Ну, немец так немец. Так и жил в России потихоньку и только иногда ловил на себе испуганные взгляды малограмотных яркогубых работниц заштатных гостиниц периферийных русских городков и посёлков, когда они раскрывали мой паспорт. Но, приехав в Германию, почувствовал что-то неладное. Понял, что напортачил этот херувим с определением моей нации. Ну если я действительно немец, то почему продолжаю любить пельмени и сугробы, почему продолжаю читать Чехова и Лескова, почему меня мало волнует, что происходит в Баварии, но волнует всё, что происходит в Бурятии, почему страстно хочу, чтобы люди в России жили чисто и достойно? Впрочем, этого я хотел всегда — может, поэтому и уехал, когда на страну навалилась волна грязи. А среди уехавших навсегда оказалось очень много людей неискренних. Они, спасаясь за границей от разбойной либерализации, будут потом эту либерализацию похваливать: может, потому, что среди удачливых разбойников оказались их родственники, а может, потому, что у них наступило помутнение мозгов от обилия социальных подачек.

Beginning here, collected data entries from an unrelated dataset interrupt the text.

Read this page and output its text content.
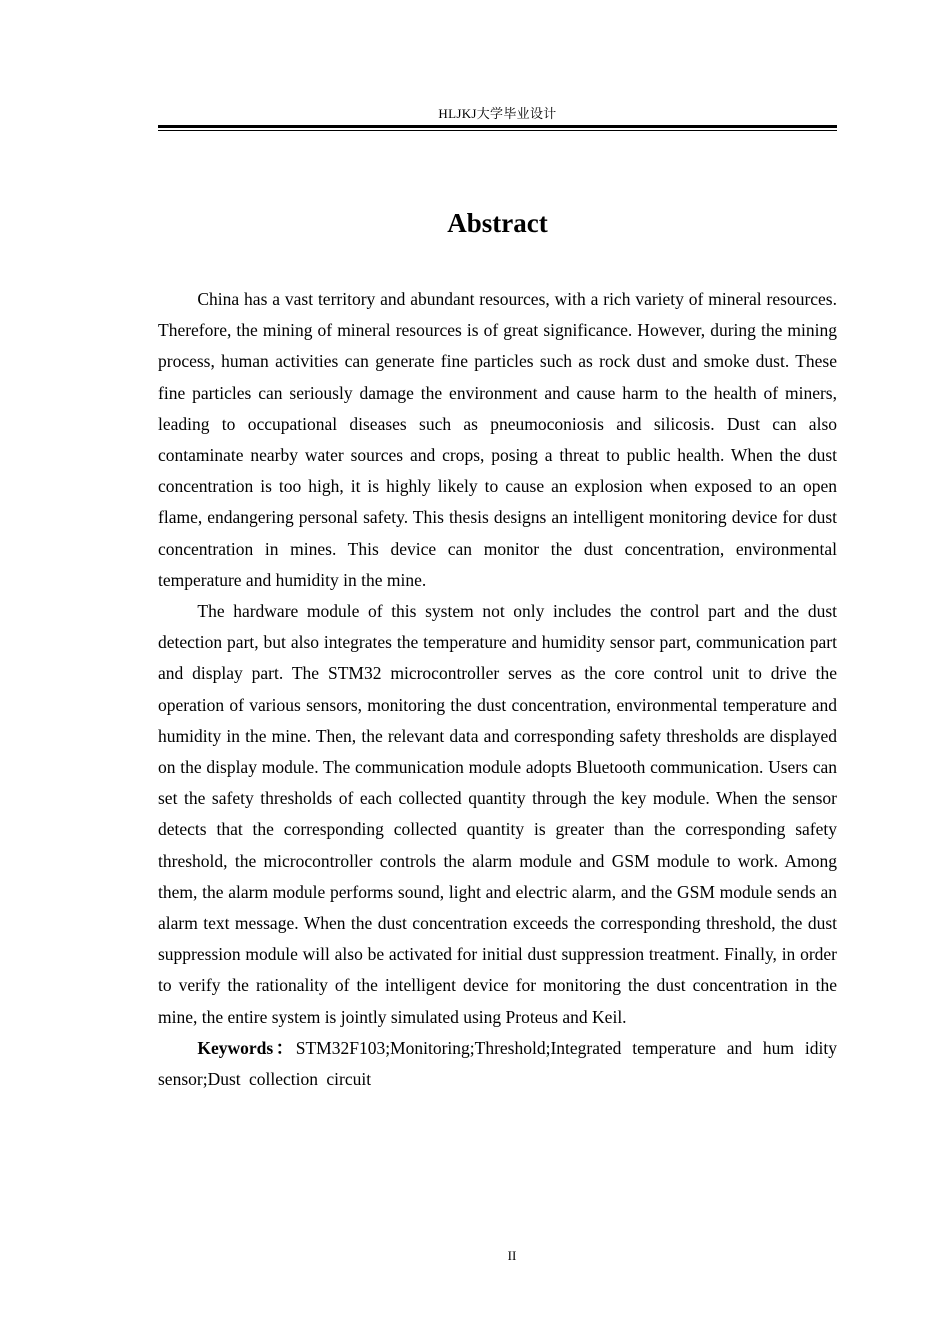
HLJKJ大学毕业设计
Abstract

China has a vast territory and abundant resources, with a rich variety of mineral resources. Therefore, the mining of mineral resources is of great significance. However, during the mining process, human activities can generate fine particles such as rock dust and smoke dust. These fine particles can seriously damage the environment and cause harm to the health of miners, leading to occupational diseases such as pneumoconiosis and silicosis. Dust can also contaminate nearby water sources and crops, posing a threat to public health. When the dust concentration is too high, it is highly likely to cause an explosion when exposed to an open flame, endangering personal safety. This thesis designs an intelligent monitoring device for dust concentration in mines. This device can monitor the dust concentration, environmental temperature and humidity in the mine.

The hardware module of this system not only includes the control part and the dust detection part, but also integrates the temperature and humidity sensor part, communication part and display part. The STM32 microcontroller serves as the core control unit to drive the operation of various sensors, monitoring the dust concentration, environmental temperature and humidity in the mine. Then, the relevant data and corresponding safety thresholds are displayed on the display module. The communication module adopts Bluetooth communication. Users can set the safety thresholds of each collected quantity through the key module. When the sensor detects that the corresponding collected quantity is greater than the corresponding safety threshold, the microcontroller controls the alarm module and GSM module to work. Among them, the alarm module performs sound, light and electric alarm, and the GSM module sends an alarm text message. When the dust concentration exceeds the corresponding threshold, the dust suppression module will also be activated for initial dust suppression treatment. Finally, in order to verify the rationality of the intelligent device for monitoring the dust concentration in the mine, the entire system is jointly simulated using Proteus and Keil.

Keywords：STM32F103;Monitoring;Threshold;Integrated temperature and hum idity sensor;Dust collection circuit

II
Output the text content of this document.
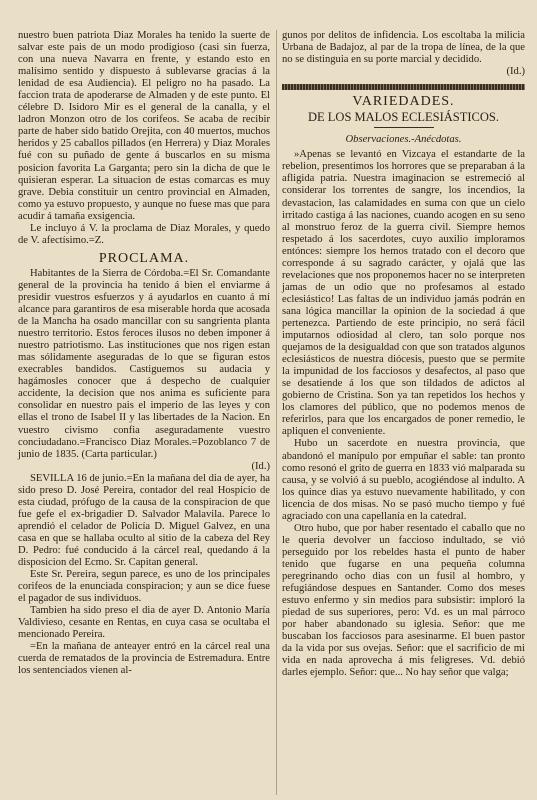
nuestro buen patriota Diaz Morales ha tenido la suerte de salvar este pais de un modo prodigioso (casi sin fuerza, con una nueva Navarra en frente, y estando esto en malísimo sentido y dispuesto á sublevarse gracias á la lenidad de esa Audiencia). El peligro no ha pasado. La faccion trata de apoderarse de Almaden y de este punto. El célebre D. Isidoro Mir es el general de la canalla, y el ladron Monzon otro de los corifeos. Se acaba de recibir parte de haber sido batido Orejita, con 40 muertos, muchos heridos y 25 caballos pillados (en Herrera) y Diaz Morales fué con su puñado de gente á buscarlos en su misma posicion favorita La Garganta; pero sin la dicha de que le quisieran esperar. La situacion de estas comarcas es muy grave. Debia constituir un centro provincial en Almaden, como ya estuvo propuesto, y aunque no fuese mas que para acudir á tamaña exsigencia.

Le incluyo á V. la proclama de Diaz Morales, y quedo de V. afectísimo.=Z.

PROCLAMA.

Habitantes de la Sierra de Córdoba.=El Sr. Comandante general de la provincia ha tenido á bien el enviarme á presidir vuestros esfuerzos y á ayudarlos en cuanto á mí alcance para garantiros de esa miserable horda que acosada de la Mancha ha osado mancillar con su sangrienta planta nuestro territorio. Estos feroces ilusos no deben imponer á nuestro patriotismo. Las instituciones que nos rigen estan mas sólidamente aseguradas de lo que se figuran estos execrables bandidos. Castiguemos su audacia y hagámosles conocer que á despecho de cualquier accidente, la decision que nos anima es suficiente para consolidar en nuestro pais el imperio de las leyes y con ellas el trono de Isabel II y las libertades de la Nacion. En vuestro civismo confia aseguradamente vuestro conciudadano.=Francisco Diaz Morales.=Pozoblanco 7 de junio de 1835. (Carta particular.)

(Id.)

SEVILLA 16 de junio.=En la mañana del dia de ayer, ha sido preso D. José Pereira, contador del real Hospicio de esta ciudad, prófugo de la causa de la conspiracion de que fue gefe el ex-brigadier D. Salvador Malavila. Parece lo aprendió el celador de Policía D. Miguel Galvez, en una casa en que se hallaba oculto al sitio de la cabeza del Rey D. Pedro: fué conducido á la cárcel real, quedando á la disposicion del Ecmo. Sr. Capitan general.

Este Sr. Pereira, segun parece, es uno de los principales corifeos de la enunciada conspiracion; y aun se dice fuese el pagador de sus individuos.

Tambien ha sido preso el dia de ayer D. Antonio María Valdivieso, cesante en Rentas, en cuya casa se ocultaba el mencionado Pereira.

=En la mañana de anteayer entró en la cárcel real una cuerda de rematados de la provincia de Estremadura. Entre los sentenciados vienen al-

gunos por delitos de infidencia. Los escoltaba la milicia Urbana de Badajoz, al par de la tropa de línea, de la que no se distinguia en su porte marcial y decidido.

(Id.)

VARIEDADES.
DE LOS MALOS ECLESIÁSTICOS.
Observaciones.-Anécdotas.

»Apenas se levantó en Vizcaya el estandarte de la rebelion, presentimos los horrores que se preparaban á la afligida patria. Nuestra imaginacion se estremeció al considerar los torrentes de sangre, los incendios, la devastacion, las calamidades en suma con que un cielo irritado castiga á las naciones, cuando acogen en su seno al monstruo feroz de la guerra civil. Siempre hemos respetado á los sacerdotes, cuyo auxilio imploramos entónces: siempre los hemos tratado con el decoro que corresponde á su sagrado carácter, y ojalá que las revelaciones que nos proponemos hacer no se interpreten jamas de un odio que no profesamos al estado eclesiástico! Las faltas de un individuo jamás podrán en sana lógica mancillar la opinion de la sociedad á que pertenezca. Partiendo de este principio, no será fácil imputarnos odiosidad al clero, tan solo porque nos quejamos de la desigualdad con que son tratados algunos eclesiásticos de nuestra diócesis, puesto que se permite la impunidad de los facciosos y desafectos, al paso que se desatiende á los que son tildados de adictos al gobierno de Cristina. Son ya tan repetidos los hechos y los clamores del público, que no podemos menos de referirlos, para que los encargados de poner remedio, le apliquen el conveniente.

Hubo un sacerdote en nuestra provincia, que abandonó el manípulo por empuñar el sable: tan pronto como resonó el grito de guerra en 1833 vió malparada su causa, y se volvió á su pueblo, acogiéndose al indulto. A los quince dias ya estuvo nuevamente habilitado, y con licencia de dos misas. No se pasó mucho tiempo y fué agraciado con una capellanía en la catedral.

Otro hubo, que por haber resentado el caballo que no le queria devolver un faccioso indultado, se vió perseguido por los rebeldes hasta el punto de haber tenido que fugarse en una pequeña columna peregrinando ocho dias con un fusil al hombro, y refugiándose despues en Santander. Como dos meses estuvo enfermo y sin medios para subsistir: imploró la piedad de sus superiores, pero: Vd. es un mal párroco por haber abandonado su iglesia. Señor: que me buscaban los facciosos para asesinarme. El buen pastor da la vida por sus ovejas. Señor: que el sacrificio de mi vida en nada aprovecha á mis feligreses. Vd. debió darles ejemplo. Señor: que... No hay señor que valga;
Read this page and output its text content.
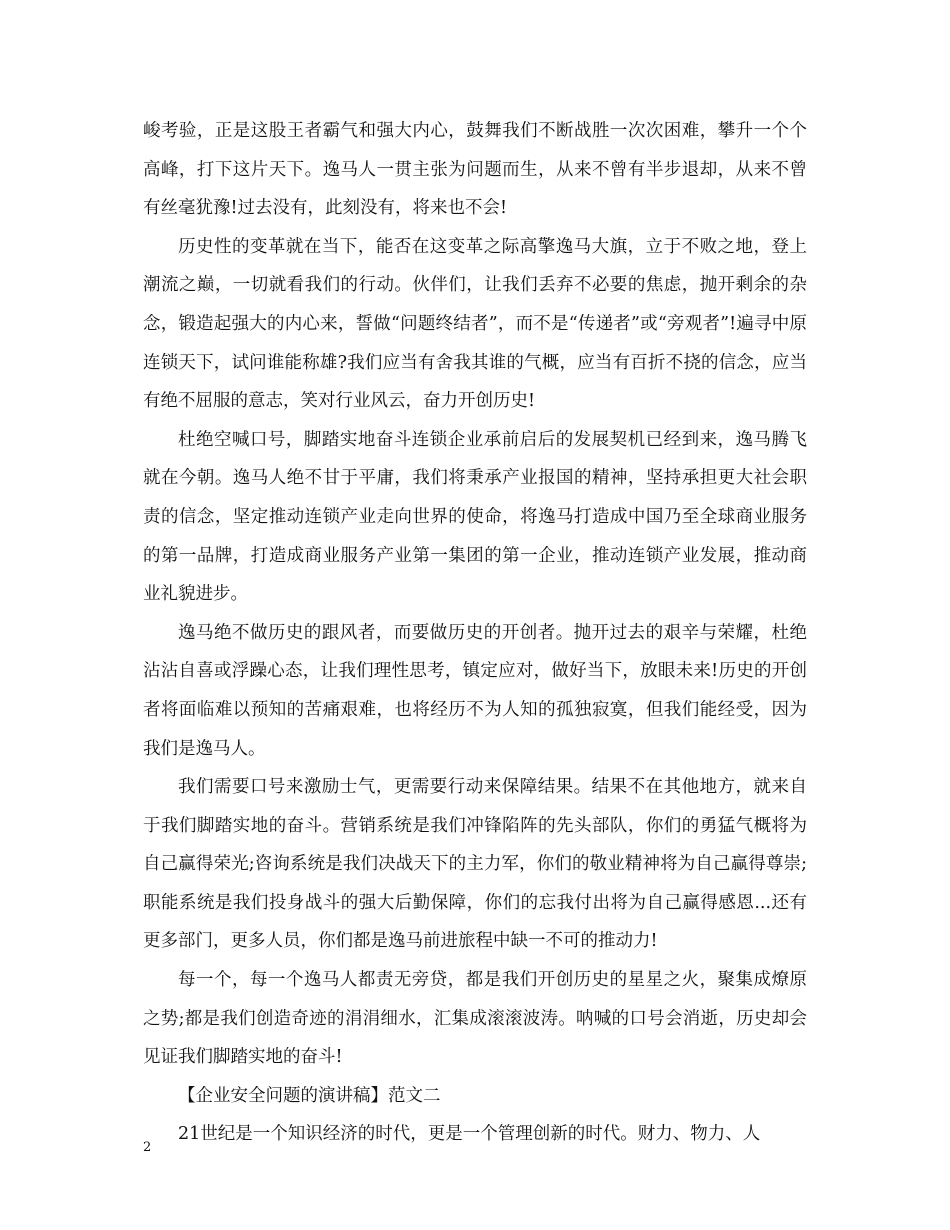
峻考验，正是这股王者霸气和强大内心，鼓舞我们不断战胜一次次困难，攀升一个个高峰，打下这片天下。逸马人一贯主张为问题而生，从来不曾有半步退却，从来不曾有丝毫犹豫!过去没有，此刻没有，将来也不会!

历史性的变革就在当下，能否在这变革之际高擎逸马大旗，立于不败之地，登上潮流之巅，一切就看我们的行动。伙伴们，让我们丢弃不必要的焦虑，抛开剩余的杂念，锻造起强大的内心来，誓做“问题终结者”，而不是“传递者”或“旁观者”!遍寻中原连锁天下，试问谁能称雄?我们应当有舍我其谁的气概，应当有百折不挠的信念，应当有绝不屈服的意志，笑对行业风云，奋力开创历史!

杜绝空喊口号，脚踏实地奋斗连锁企业承前启后的发展契机已经到来，逸马腾飞就在今朝。逸马人绝不甘于平庸，我们将秉承产业报国的精神，坚持承担更大社会职责的信念，坚定推动连锁产业走向世界的使命，将逸马打造成中国乃至全球商业服务的第一品牌，打造成商业服务产业第一集团的第一企业，推动连锁产业发展，推动商业礼貌进步。

逸马绝不做历史的跟风者，而要做历史的开创者。抛开过去的艰辛与荣耀，杜绝沾沾自喜或浮躁心态，让我们理性思考，镇定应对，做好当下，放眼未来!历史的开创者将面临难以预知的苦痛艰难，也将经历不为人知的孤独寂寞，但我们能经受，因为我们是逸马人。

我们需要口号来激励士气，更需要行动来保障结果。结果不在其他地方，就来自于我们脚踏实地的奋斗。营销系统是我们冲锋陷阵的先头部队，你们的勇猛气概将为自己赢得荣光;咨询系统是我们决战天下的主力军，你们的敬业精神将为自己赢得尊崇;职能系统是我们投身战斗的强大后勤保障，你们的忘我付出将为自己赢得感恩...还有更多部门，更多人员，你们都是逸马前进旅程中缺一不可的推动力!

每一个，每一个逸马人都责无旁贷，都是我们开创历史的星星之火，聚集成燎原之势;都是我们创造奇迹的涓涓细水，汇集成滚滚波涛。呐喊的口号会消逝，历史却会见证我们脚踏实地的奋斗!

【企业安全问题的演讲稿】范文二

21世纪是一个知识经济的时代，更是一个管理创新的时代。财力、物力、人

2
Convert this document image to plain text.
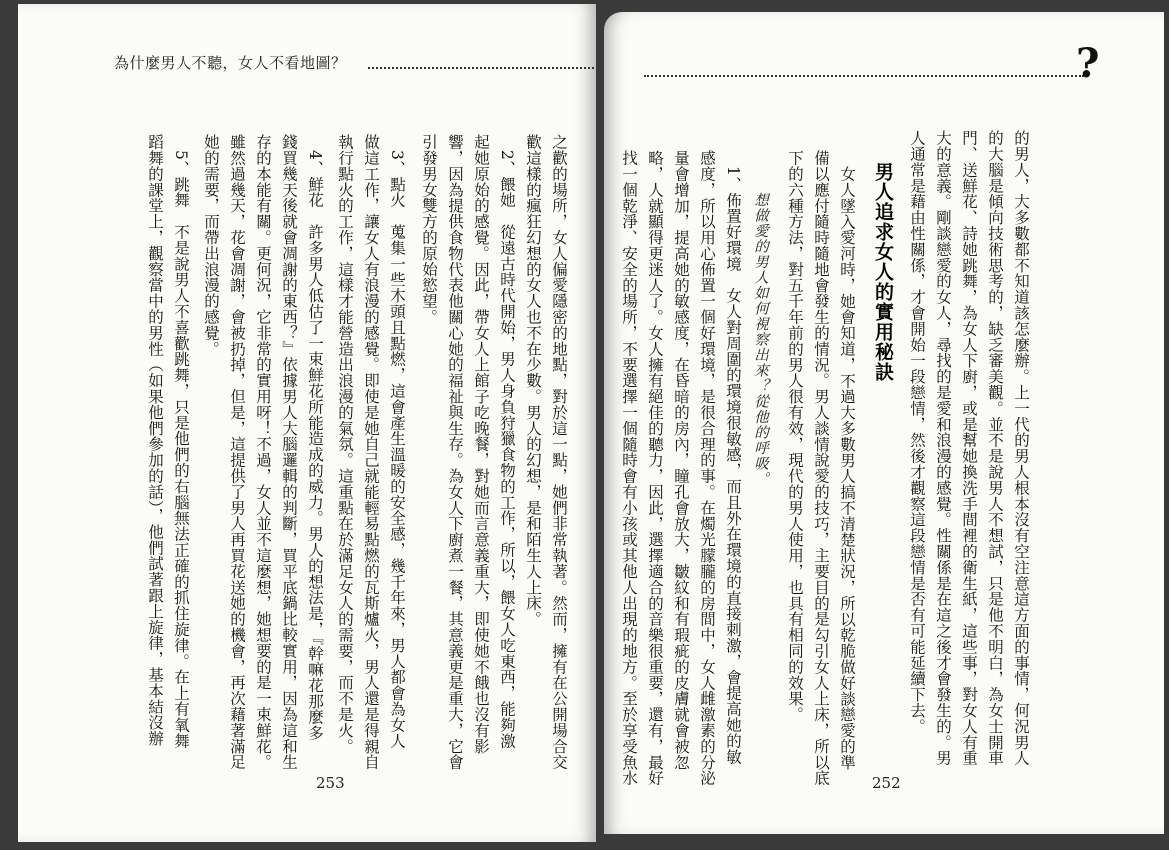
為什麼男人不聽，女人不看地圖？
之歡的場所，女人偏愛隱密的地點，對於這一點，她們非常執著。然而，擁有在公開場合交
歡這樣的瘋狂幻想的女人也不在少數。男人的幻想，是和陌生人上床。
2、餵她　從遠古時代開始，男人身負狩獵食物的工作，所以，餵女人吃東西，能夠激
起她原始的感覺。因此，帶女人上館子吃晚餐，對她而言意義重大，即使她不餓也沒有影
響，因為提供食物代表他關心她的福祉與生存。為女人下廚煮一餐，其意義更是重大，它會
引發男女雙方的原始慾望。
3、點火　蒐集一些木頭且點燃，這會產生溫暖的安全感，幾千年來，男人都會為女人
做這工作，讓女人有浪漫的感覺。即使是她自己就能輕易點燃的瓦斯爐火，男人還是得親自
執行點火的工作，這樣才能營造出浪漫的氣氛。這重點在於滿足女人的需要，而不是火。
4、鮮花　許多男人低估了一束鮮花所能造成的威力。男人的想法是，『幹嘛花那麼多
錢買幾天後就會凋謝的東西？』依據男人大腦邏輯的判斷，買平底鍋比較實用，因為這和生
存的本能有關。更何況，它非常的實用呀！不過，女人並不這麼想，她想要的是一束鮮花。
雖然過幾天，花會凋謝，會被扔掉，但是，這提供了男人再買花送她的機會，再次藉著滿足
她的需要，而帶出浪漫的感覺。
5、跳舞　不是說男人不喜歡跳舞，只是他們的右腦無法正確的抓住旋律。在上有氧舞
蹈舞的課堂上，觀察當中的男性（如果他們參加的話），他們試著跟上旋律，基本結沒辦
253
?
的男人，大多數都不知道該怎麼辦。上一代的男人根本沒有空注意這方面的事情，何況男人
的大腦是傾向技術思考的，缺乏審美觀。並不是說男人不想試，只是他不明白，為女士開車
門、送鮮花、詩她跳舞，為女人下廚，或是幫她換洗手間裡的衛生紙，這些事，對女人有重
大的意義。剛談戀愛的女人，尋找的是愛和浪漫的感覺。性關係是在這之後才會發生的。男
人通常是藉由性關係，才會開始一段戀情，然後才觀察這段戀情是否有可能延續下去。
男人追求女人的實用秘訣
女人墜入愛河時，她會知道，不過大多數男人搞不清楚狀況，所以乾脆做好談戀愛的準
備以應付隨時隨地會發生的情況。男人談情說愛的技巧，主要目的是勾引女人上床，所以底
下的六種方法，對五千年前的男人很有效，現代的男人使用，也具有相同的效果。
想做愛的男人如何視察出來？從他的呼吸。
1、佈置好環境　女人對周圍的環境很敏感，而且外在環境的直接刺激，會提高她的敏
感度，所以用心佈置一個好環境，是很合理的事。在燭光朦朧的房間中，女人雌激素的分泌
量會增加，提高她的敏感度，在昏暗的房內，瞳孔會放大，皺紋和有瑕疵的皮膚就會被忽
略，人就顯得更迷人了。女人擁有絕佳的聽力，因此，選擇適合的音樂很重要，還有，最好
找一個乾淨、安全的場所，不要選擇一個隨時會有小孩或其他人出現的地方。至於享受魚水	252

Вот Шурка обомлела, глядя на диван, а мне тоже неловко и даже стыдно стало за немцев, демонстративно выбрасывающих такие хорошие вещи, которым сносу нет. Общупала Шурка диван, обгладила, всё искала какой-нибудь изъян, а не нашла. «Давай, Владик, к себе заберём, а?» — умоляюще прошептала Шурка, как маленькая девочка, которая хочет обогреть и накормить бездомного щенка, заглядывая под мои затемнённые очки.
Мне диван тоже тогда понравился, но то ли нестандартные размеры дивана, то ли какое предчувствие несчастья заставило меня нахмуриться. Я покрутил пальцем у своего виска и сказал: «Дура, этому дивану знаешь сколько жилплощади надо! Мы же в конуре собачьей живём». Но Шурка так просто не отстанет. Это всегда так: чем больше разумных аргументов я ей привожу, тем сильнее её сопротивление. Чтобы доказать свою правоту, я демонстративно напрягся и попытался приподнять край дивана. Это, конечно, не удалось, но Шурка заорала: «Шнайдера позовёшь!» А какой Шнайдер, если я с ним на прошлой неделе насмерть поругался? Он меня укоряет, что я Шурку в Германию привёз. Мол, место её в России. Мол, они нас дискриминировали пятьдесят лет, а теперь все здесь, в Германии, жируют. Мол, уже половина Москвы и три четверти жителей Ленинграда, которые в парткомах сидели, в нашу Германию перебрались. Стал я ему объяснять, что без советской интеллигенции мы тут, в зарубежье, пропадём. Не будет ни русских газет, ни русских журналов, ни русского телевидения, ни русских юристов, ни русских врачей. А Шнайдер стал орать и обзываться. Тогда я последний аргумент привёл, спрашиваю: «А кто орал, что Германия только для немцев? Помнишь?»
Плохо, что дождь пошёл. Пока я с Шнайдером договаривался, пока он выкобенивался, диван промок и стал вообще неподъёмным. Мы покрутились со Шнайдером возле дивана, решили, что надо братьев Ильясовых звать — они помоложе нас и выпить любят, а времени свободного у них — вагон, как у всех нас. Но тут вышел хозяин дивана — здоровенный немец — и говорит, что он на прицепе диван довезти может. Шнайдер сразу загордился: смотри, мол, какие мы, немцы, добрые и отзывчивые,— меня-то он русским считает. А ехать до моего барака метров пятьсот. Немец сгрузил диван на дорогу — и ауфвидерзеен. Шурка радуется, со второго этажа руками машет. Я ей раздражённо крикнул, чтобы Ильясовым позвонила. Ну, позвонила. А они оба в нетрудоспособном состоянии, так как время послеобеденное, в это время переселенцы из России обычно квасят. До обеда ещё силы воли хватает, а дальше — нет, не получается. Это всё из-за женщин, сильно они все на мою Шурку похожи. Бабы после России как сдурели: всё им что-то надо, всё чем-то недовольны. А с мужиками совсем другая история: у них вроде как дух упал, всё из рук валится, как Россию покинули. Приехали в Германию и сдались без боя.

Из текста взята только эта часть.